このセキュリティホールをつく攻撃の対象は、SSLを使って行われた1回のセションです。SSLにとってのセションの期間はサーバ及びブラウザの実装によって様々です。
webのページを一つ進むとか、アンケートや買い物の注文画面を1画面送るような短期間の場合から、セキュアなwebページをアクセスし始めてからブラウザを終了するまでのような長期間の場合まであります。
当社の実装では、後者のような長期間になるのは、サーバ側でSSLv3.0を使用してかつブラウザ側に証明書を登録した場合のみとなります。この1回のセションを攻撃者は監視してやり取りを記録します。
その後、同じサーバに対してSSLのセションを張ることを多数回試みます。

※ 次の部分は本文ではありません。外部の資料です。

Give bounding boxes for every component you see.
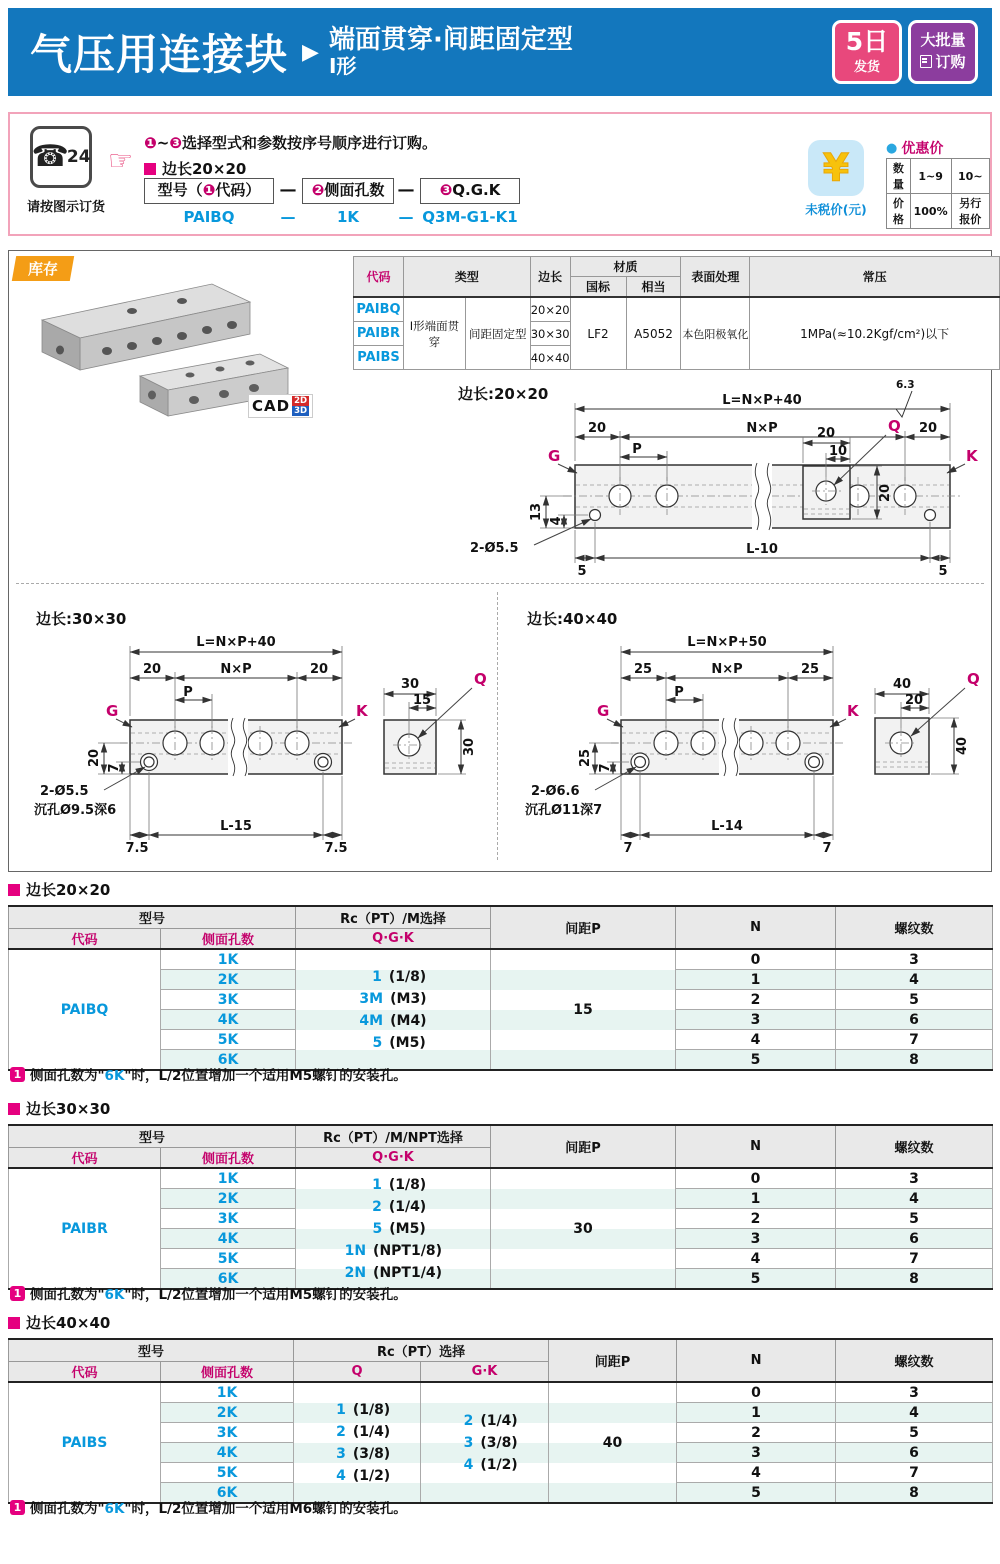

このとき、Daniel Bleichenbacher氏の方法を使うと、記録したセションで暗号化に使われたセション鍵を割り出すことが、行き当たりばったりに攻撃するのに比べると格段に容易にできるのです。しかし、攻撃が成功するまで平均して100万回レベルの試行回数が必要なことが分かっており、それで判明するのは、ただ1つのセション鍵の値ですから、結果として解読されるのはそのセションでやり取りされた秘密データに限定されます。
このような特徴をもつため、攻撃が1回成功しても、その対象となった1セション以外には被害はひろがりません。
つまり、攻撃者にとって努力の割には得られるものが少ないことが多いのです。
さらに 多数回の試みの形跡がサーバのログに特徴的に現れるので、サーバの運用者がログファイルに注意する、あるいは、CPU負荷を定期的に監視するなどしていれば、運用形態にもよりますが、成功するまでに攻撃を検出も可能な場合があります。
攻撃の現場を見つけられやすいことも攻撃者にとっては都合が悪い点です。提供する修正は、Daniel Bleichenbacher氏の方法を使っても、実用時間内にセション鍵を見つけることができないようにするものです。
修正は、攻撃を受ける側のサーバ側に適用します。クライアント(ブラウザ等)には修正は不要です。